La lisibilité des documents budgétaires s'améliore, ce qui facilite notre tâche de contrôle. Le document de politique transversale « Aide publique au développement » contient ainsi quelques améliorations, que nous avions demandées depuis longtemps. En revanche, des progrès restent à faire pour mieux évaluer les résultats, notamment pour ce qui concerne le Mali. Nous ferons des propositions concrètes.
Les canaux de transmission de l'APD sont réorientés vers l'aide bilatérale, qui était descendue à 66% en 2012 et qui devrait à nouveau atteindre 70%. Au Sahel, il faudrait abonder de 200 à 400 millions l'aide bilatérale pour répondre à la multiplicité des projets sur lesquels la France est attendue. Nous allons donc dans le bon sens.
L'année 2013 aura été particulièrement dense, en raison des premières Assises du développement qui ont duré six mois et qui ont été closes par le Président de la République. Diverses annonces ont été faites et le ministre du Développement a rencontré tous les partenaires afin de dégager des priorités. Après cette première phase de concertation, le Premier ministre a réuni, le 31 juillet, le Comité interministériel de la coopération internationale et du développement (CICID) qui n'avait pas siégé depuis 2007. Les orientations arrêtées sont celles que nous appelions depuis longtemps de nos voeux, notamment une meilleure convergence des objectifs du millénaire et de l'agenda du développement durable, la concentration de notre aide sur des partenariats différenciés et une meilleure cohérence de notre action en matière de développement. Enfin, il convient de mieux coordonner notre aide avec celle de l'Europe. Nous devrions travailler avec les Britanniques car leurs méthodes d'évaluation et de contrôle sont excellentes. Ils ont mis un terme à leur APD en Inde, estimant que ce pays n'en avait plus besoin.

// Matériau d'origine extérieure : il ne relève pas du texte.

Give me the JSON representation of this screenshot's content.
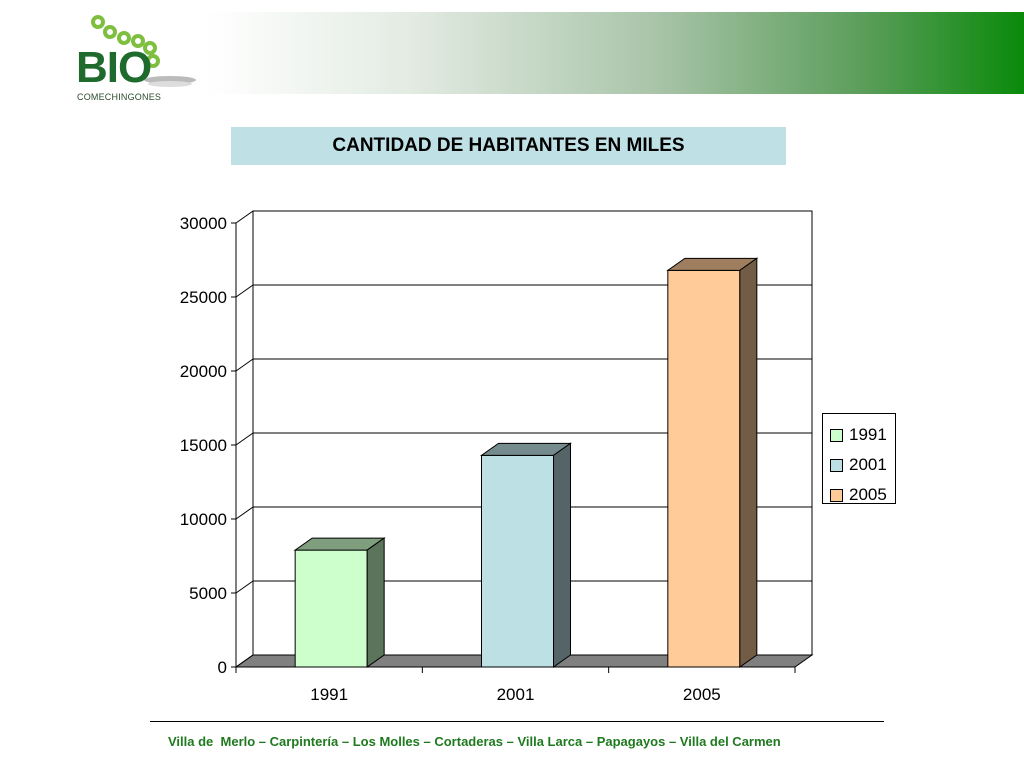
{
  "logo": {
    "brand": "BIO",
    "subtitle": "COMECHINGONES"
  },
  "colors": {
    "header_gradient_end": "#0a8a0a",
    "title_bg": "#bfe0e5",
    "footer_text": "#1f7a1f",
    "wall": "#808080"
  },
  "chart_data": {
    "type": "bar",
    "title": "CANTIDAD DE HABITANTES EN MILES",
    "categories": [
      "1991",
      "2001",
      "2005"
    ],
    "values": [
      7900,
      14300,
      26800
    ],
    "colors": [
      "#ccffcc",
      "#bde0e4",
      "#ffcc99"
    ],
    "ylim": [
      0,
      30000
    ],
    "yticks": [
      0,
      5000,
      10000,
      15000,
      20000,
      25000,
      30000
    ],
    "legend": {
      "position": "right",
      "entries": [
        "1991",
        "2001",
        "2005"
      ]
    },
    "grid": true,
    "three_d": true
  },
  "footer": {
    "text": "Villa de  Merlo – Carpintería – Los Molles – Cortaderas – Villa Larca – Papagayos – Villa del Carmen"
  }
}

Au-delà des vingt-huit objectifs listés, dont la plupart font consensus dans le milieu de la coopération, vos rapporteurs souhaitent que le gouvernement passe de la parole aux actes. Le futur projet de loi de programmation devra comporter des engagements chiffrés et éviter des notions vagues comme « le retour à bonne fortune » qui figure dans la loi de programmation militaire. Il conviendrait que des pourcentages soient fixés, surtout pour le Sahel, afin d'apprécier l'adéquation entre les engagements et la réalité. Le CICID estime que 85% des fonds de l'AFD doivent aller au sud Sahel, mais 115 pays sont concernés par cette aide, dont 90 pays qui ne se trouvent pas dans cette région du monde ! M. Peyronnet et moi-même siégeons au conseil d'administration de l'AFD : nous voulons que les crédits soient efficaces et que les politiques soient évaluées. Le futur texte devra hiérarchiser les objectifs de l'aide, définir une trajectoire financière compatible avec la situation de nos finances publiques, rapprocher les indicateurs des objectifs. Le ministre a eu la courtoisie de nous envoyer l'avant-projet de loi, nous y sommes sensibles.